As part of efforts to reduce CO2 emissions, the “European Roadmap on the Electrification of Road Transport", published jointly by the European Technology Platforms Green Vehicles, ERTRAC, EPoSS and ETIP SNET1, has been the major source of recommendations for the projects funded by the European Green Cars Initiative in FP7, followed by the European Green Vehicles Initiative in Horizon 2020.
In these ambitious research programs, major attention has been paid to the development of improved battery technologies (Battery 2030+, BEPA), with higher power and energy ranges able to increase the driving ranges, while allowing fast charging at reasonable cost.
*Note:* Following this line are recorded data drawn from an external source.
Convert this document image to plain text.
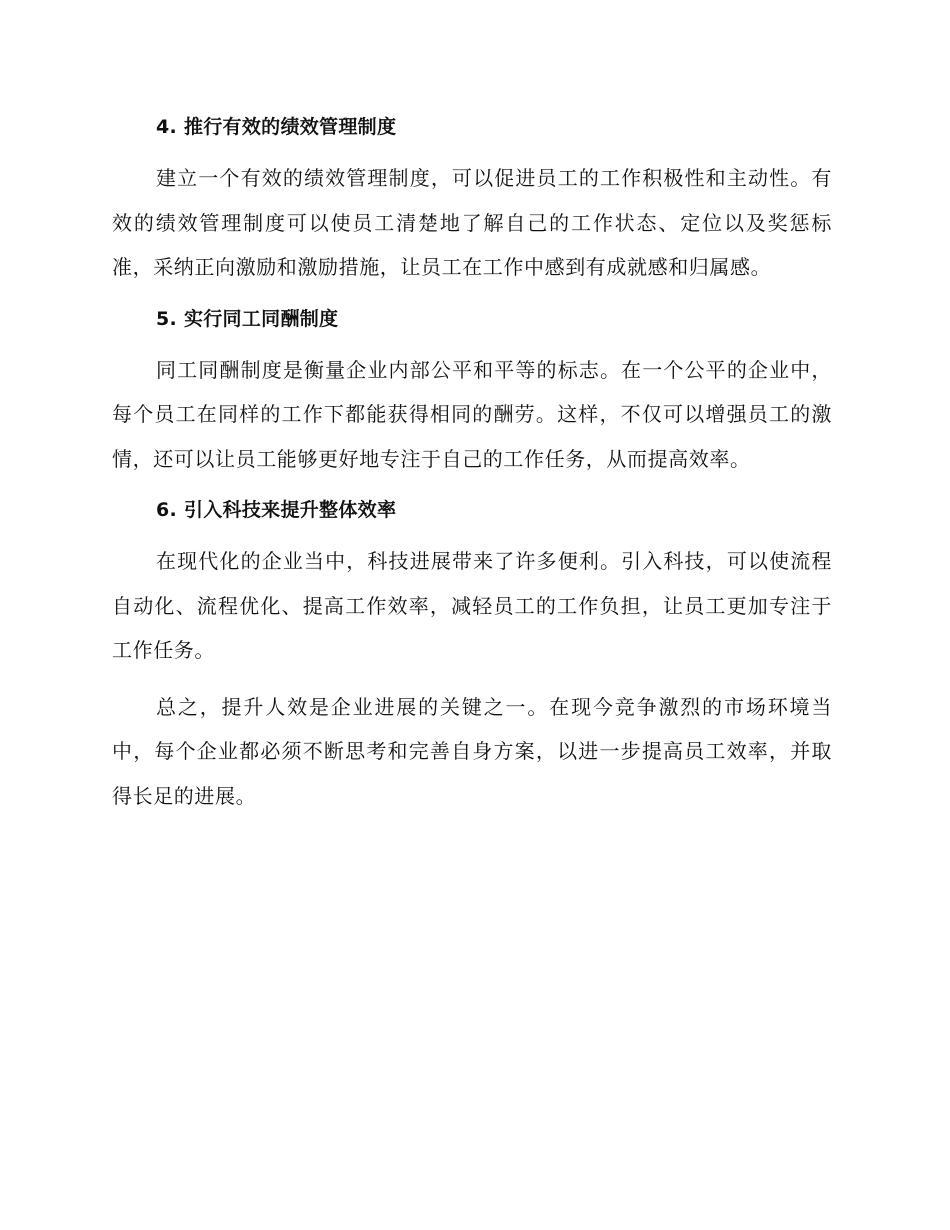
4. 推行有效的绩效管理制度

建立一个有效的绩效管理制度，可以促进员工的工作积极性和主动性。有效的绩效管理制度可以使员工清楚地了解自己的工作状态、定位以及奖惩标准，采纳正向激励和激励措施，让员工在工作中感到有成就感和归属感。

5. 实行同工同酬制度

同工同酬制度是衡量企业内部公平和平等的标志。在一个公平的企业中，每个员工在同样的工作下都能获得相同的酬劳。这样，不仅可以增强员工的激情，还可以让员工能够更好地专注于自己的工作任务，从而提高效率。

6. 引入科技来提升整体效率

在现代化的企业当中，科技进展带来了许多便利。引入科技，可以使流程自动化、流程优化、提高工作效率，减轻员工的工作负担，让员工更加专注于工作任务。

总之，提升人效是企业进展的关键之一。在现今竞争激烈的市场环境当中，每个企业都必须不断思考和完善自身方案，以进一步提高员工效率，并取得长足的进展。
In the first period of the Horizon Europe program, high power variants such as 4gen Li-ion and solid-state batteries are proposed for fast charging, airborne, heavy duty, hybrid segments targeting >500W/kg and >700 W/l
In line with the European Green Deal objectives, the targets set in the Paris Agreement and the EU 2030 Climate & Energy Framework and the European Roadmap on the “Electrification of Road Transport”, the research and innovation activities of the project will be focused on developing highly innovative power converters with new semiconductor materials, integrated with advanced digital technologies, and new topologies of power electronics to improve architecture efficiency, power density, powertrain reliability and cost, enabling vehicles to be more sustainable and autonomous.